The location shooting that makes up 90% of the episode took place at Africa USA, an animal training preserve where the television series Cowboy in Africa and Daktari often filmed. Star Trek lore says that Roddenberry set up a table, a chair, and a typewriter under a tree, frantically rewriting Coon's revised script, trying to stay ahead of the shooting schedule while maintaining some sort of continuity. This caused a few problems.

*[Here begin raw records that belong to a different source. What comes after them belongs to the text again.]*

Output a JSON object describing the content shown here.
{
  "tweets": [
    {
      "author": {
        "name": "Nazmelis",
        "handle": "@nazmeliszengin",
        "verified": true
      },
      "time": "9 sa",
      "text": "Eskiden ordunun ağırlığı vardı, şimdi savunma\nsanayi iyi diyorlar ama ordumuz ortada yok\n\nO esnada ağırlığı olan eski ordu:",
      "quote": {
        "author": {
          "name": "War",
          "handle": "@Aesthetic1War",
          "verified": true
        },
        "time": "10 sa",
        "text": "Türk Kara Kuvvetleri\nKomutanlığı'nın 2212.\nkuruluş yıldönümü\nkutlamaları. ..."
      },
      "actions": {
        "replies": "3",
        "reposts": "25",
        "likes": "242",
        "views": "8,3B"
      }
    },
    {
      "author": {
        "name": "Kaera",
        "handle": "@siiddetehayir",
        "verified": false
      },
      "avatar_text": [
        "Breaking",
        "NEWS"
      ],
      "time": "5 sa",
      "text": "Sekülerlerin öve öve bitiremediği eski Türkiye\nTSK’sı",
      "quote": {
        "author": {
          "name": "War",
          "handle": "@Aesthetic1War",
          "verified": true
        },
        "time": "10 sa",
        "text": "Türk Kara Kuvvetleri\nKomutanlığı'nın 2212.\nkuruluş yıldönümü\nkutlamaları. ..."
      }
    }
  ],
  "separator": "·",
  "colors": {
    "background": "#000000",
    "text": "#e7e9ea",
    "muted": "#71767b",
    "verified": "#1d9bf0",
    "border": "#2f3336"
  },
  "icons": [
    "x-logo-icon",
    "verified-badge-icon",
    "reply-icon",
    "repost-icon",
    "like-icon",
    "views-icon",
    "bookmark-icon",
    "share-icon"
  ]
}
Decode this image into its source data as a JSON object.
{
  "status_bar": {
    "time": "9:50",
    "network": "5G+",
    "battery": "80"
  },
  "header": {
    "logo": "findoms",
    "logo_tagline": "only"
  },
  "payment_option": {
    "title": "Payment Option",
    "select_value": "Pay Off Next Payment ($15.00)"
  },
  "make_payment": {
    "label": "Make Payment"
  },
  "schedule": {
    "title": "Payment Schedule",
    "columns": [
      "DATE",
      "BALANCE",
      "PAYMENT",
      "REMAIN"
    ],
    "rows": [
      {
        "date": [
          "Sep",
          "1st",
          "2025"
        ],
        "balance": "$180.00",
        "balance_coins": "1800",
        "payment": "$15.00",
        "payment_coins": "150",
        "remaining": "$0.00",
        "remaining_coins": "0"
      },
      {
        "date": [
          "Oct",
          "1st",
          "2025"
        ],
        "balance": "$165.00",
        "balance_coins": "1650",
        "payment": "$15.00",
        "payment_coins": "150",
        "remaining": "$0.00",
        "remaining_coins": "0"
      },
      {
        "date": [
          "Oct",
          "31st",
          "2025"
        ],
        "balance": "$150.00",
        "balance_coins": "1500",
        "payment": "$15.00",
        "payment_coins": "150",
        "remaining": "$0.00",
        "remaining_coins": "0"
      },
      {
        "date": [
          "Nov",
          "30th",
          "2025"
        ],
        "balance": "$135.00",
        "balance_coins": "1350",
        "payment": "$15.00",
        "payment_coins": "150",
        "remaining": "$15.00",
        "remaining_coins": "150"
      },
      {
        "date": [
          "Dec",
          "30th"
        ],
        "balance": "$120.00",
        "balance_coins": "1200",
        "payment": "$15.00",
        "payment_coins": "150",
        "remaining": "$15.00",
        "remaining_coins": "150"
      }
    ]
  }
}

Even with Roddenberry's rewriting, many of Coon's and Sturgeon's fantasy aspects remained, from an encounter with a samurai, to meeting a tiger (though the idea of Kirk wrestling the tiger was deleted, initially to the annoyance, but later to the relief, of William Shatner), and a scene using an elephant was cut before filming. Gregg Peters, newly promoted to the rank of assistant director, had been detailed to take care of the elephant. During the shoot, the cast and crew teased him about the pachyderm, asking when it would be used. For many years thereafter, when Peters attended Star Trek conventions, the fans would greet him with a chorus of, "Say, Gregg, when do you get to use your elephant?"

==Reception==
Zack Handlen of The A.V. Club gave the episode an 'A−' rating, describing the episode as "a lot of fun" and noting "a strong hook to keep the camp from descending into self-parody."

In 2016, Hollywood Reporter rated "Shore Leave" the 82nd best episode of all Star Trek episodes.

In 2018, PopMatters ranked this the 14th best episode of the original series.

==Revisit==
The animated Star Trek episode "Once Upon a Planet", written by Filmation staff writers Leonard "Len" Janson and Charles "Chuck" Menville, involves the Enterprise returning to the amusement park planet for another rest. However, the Caretaker has died, and the computer left to run the planet, a fairly intelligent machine, now resents its role as servant and turns against visitors, using the props and personalities the visitors think about against them.